The BDN Opinion section operates independently and does not set newsroom policies or contribute to reporting or editing articles elsewhere in the newspaper or on bangordailynews.com.

Courtney Allen is policy director of the Maine Recovery Advocacy Project and a graduate student at the Muskie School of Public Policy. This column was written in collaboration with a network of advocates and reflects their views and expertise and does not speak on behalf of her university. Allen is a member of the Maine chapter of the national Scholars Strategy Network, which brings together scholars across the country to address public challenges and their policy implications. Members’ columns appear in the BDN every other week.

The Maine Recovery Advocacy Project is made up of grassroots organizers in the recovery community coming together to redefine and reimagine justice, access, connection and recovery in Maine. First and foremost, we are committed to raising the voices of our community members, which includes people in recovery, people who use drugs, family members and other supporters of the recovery process. Some of our members are at the Hancock County Jail and in other places of incarceration across the state.

As a growing statewide movement, we are writing to thank the Bangor Daily News for exposing the recovery coaching controversy at the Hancock County Jail. The actions taken by Sheriff Scott Kane last summer should have never occurred. He abruptly and unilaterally ended the life-saving and hope-instilling services of recovery coaches provided by the well-regarded nonprofit, Healthy Acadia. He jeopardized the lives of the people he is trusted to protect and he did this as a knee-jerk reaction to an entirely appropriate statement posted by Healthy Acadia on its website in support of Black Lives Matter, following the death of George Floyd and revelations of other atrocities last summer.

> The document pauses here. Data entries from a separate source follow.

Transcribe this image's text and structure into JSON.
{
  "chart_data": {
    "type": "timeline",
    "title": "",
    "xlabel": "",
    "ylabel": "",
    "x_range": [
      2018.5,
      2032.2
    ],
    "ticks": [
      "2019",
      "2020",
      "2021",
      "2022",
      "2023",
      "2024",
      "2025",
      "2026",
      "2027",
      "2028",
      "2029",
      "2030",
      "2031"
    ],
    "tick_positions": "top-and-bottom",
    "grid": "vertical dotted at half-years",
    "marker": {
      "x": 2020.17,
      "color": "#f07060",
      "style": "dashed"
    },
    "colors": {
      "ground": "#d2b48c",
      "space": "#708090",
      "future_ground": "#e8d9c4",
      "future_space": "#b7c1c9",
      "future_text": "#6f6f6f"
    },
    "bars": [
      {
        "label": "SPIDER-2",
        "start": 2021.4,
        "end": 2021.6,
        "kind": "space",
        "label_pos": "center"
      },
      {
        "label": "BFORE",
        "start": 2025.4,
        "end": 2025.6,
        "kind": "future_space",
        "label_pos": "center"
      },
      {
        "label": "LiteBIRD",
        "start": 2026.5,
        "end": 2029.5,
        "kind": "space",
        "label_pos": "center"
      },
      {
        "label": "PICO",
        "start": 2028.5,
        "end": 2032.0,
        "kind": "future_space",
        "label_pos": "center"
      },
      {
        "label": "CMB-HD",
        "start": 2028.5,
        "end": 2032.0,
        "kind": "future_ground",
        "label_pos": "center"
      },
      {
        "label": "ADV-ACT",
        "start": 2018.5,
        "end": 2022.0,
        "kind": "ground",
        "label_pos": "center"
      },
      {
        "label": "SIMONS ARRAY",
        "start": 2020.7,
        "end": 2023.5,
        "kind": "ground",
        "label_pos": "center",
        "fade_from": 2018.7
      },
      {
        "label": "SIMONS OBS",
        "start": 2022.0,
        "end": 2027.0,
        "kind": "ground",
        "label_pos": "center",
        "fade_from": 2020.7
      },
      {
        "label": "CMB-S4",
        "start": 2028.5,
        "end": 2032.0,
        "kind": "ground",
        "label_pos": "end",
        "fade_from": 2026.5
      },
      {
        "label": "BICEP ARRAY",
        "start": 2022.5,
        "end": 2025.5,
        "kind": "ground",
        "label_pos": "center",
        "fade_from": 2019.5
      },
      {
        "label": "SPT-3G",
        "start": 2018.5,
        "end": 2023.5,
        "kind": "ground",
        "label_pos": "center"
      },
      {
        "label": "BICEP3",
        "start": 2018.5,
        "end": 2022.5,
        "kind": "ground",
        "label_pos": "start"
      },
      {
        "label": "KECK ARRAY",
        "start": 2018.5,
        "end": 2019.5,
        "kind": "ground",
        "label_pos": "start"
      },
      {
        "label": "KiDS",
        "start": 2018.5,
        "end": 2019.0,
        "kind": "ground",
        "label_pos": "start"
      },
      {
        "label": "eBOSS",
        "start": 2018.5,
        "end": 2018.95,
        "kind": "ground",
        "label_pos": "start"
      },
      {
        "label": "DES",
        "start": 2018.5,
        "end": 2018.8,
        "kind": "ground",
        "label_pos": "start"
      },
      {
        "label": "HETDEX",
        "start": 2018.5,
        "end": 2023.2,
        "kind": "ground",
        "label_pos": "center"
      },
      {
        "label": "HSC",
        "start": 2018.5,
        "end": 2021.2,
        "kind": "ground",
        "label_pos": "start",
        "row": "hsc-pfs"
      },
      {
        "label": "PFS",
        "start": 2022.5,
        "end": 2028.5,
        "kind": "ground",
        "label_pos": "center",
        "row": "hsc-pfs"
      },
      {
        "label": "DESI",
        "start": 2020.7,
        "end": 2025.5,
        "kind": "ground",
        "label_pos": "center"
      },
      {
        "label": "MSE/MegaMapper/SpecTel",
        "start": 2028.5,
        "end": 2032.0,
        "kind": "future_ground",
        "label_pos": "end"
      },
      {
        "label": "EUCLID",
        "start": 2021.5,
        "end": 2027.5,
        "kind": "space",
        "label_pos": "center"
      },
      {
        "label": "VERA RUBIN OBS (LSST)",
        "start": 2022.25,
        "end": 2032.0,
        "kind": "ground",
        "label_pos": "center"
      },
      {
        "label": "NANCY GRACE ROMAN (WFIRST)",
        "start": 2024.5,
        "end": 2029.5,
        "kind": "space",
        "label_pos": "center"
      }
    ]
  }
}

For months, the sheriff then stubbornly refused to engage in meaningful discussions with Healthy Acadia to resolve the matter. He had a misguided view of Healthy Acadia’s important message and he stuck with it, despite the harm it caused people in our community. Not until the BDN brought the matter to light did real progress occur. Even then, the sheriff left the virtual public meeting held by Hancock County Commissioners and refused to hear directly from the people who elected him about their distaste for his actions. This entire situation should never happen again — in Hancock County or anywhere else in Maine.

Recovery coaches offer hope, support and connections to resources. They are among the most beneficial services we can offer those who are incarcerated, especially in this present moment in our nation’s history — a moment when the entire world has been forced into extreme isolation, unable to see family, participate in community activities, and struggling with our own uptick of mental health concerns. This is a moment when we should all be able to relate to people who are incarcerated because they have been facing these challenges much longer than us.

Except the difference is that they are locked in a tiny, stark room and have even less contact with the outside world. Many also have underlying, preexisting mental health and substance use disorders caused by changes to their brain. Now, add the fear and anxiety all of us are feeling, knowing that there is a global pandemic killing people throughout Maine and the world. It’s truly a dreadful combination of factors.

We are calling on the people of Hancock County to hold their sheriff accountable for his actions against our community. Even if that just means remembering this moment next election season and voting him out of office. We need your help to protect our community.

Moving forward, every jail and prison in Maine should welcome recovery coaches and continually seek to expand their use. In this time of COVID-19, steps must be taken to ensure they are able to do their important work of building connection and community with people who are incarcerated.

The Maine Recovery Advocacy Project will speak out about these and other issues of concern. We will seek to develop a constituency of consequence because change happens when we hold our elected officials accountable for their actions. We will advocate for policy reform in the Legislature. We’ll seek to inform, address misconceptions and reduce stigma. We hope you’ll join us on this journey to redefine and reimagine what recovery means and how it’s embraced in our state laws, county policies, municipal ordinances, schools, workplaces, and in our daily lives.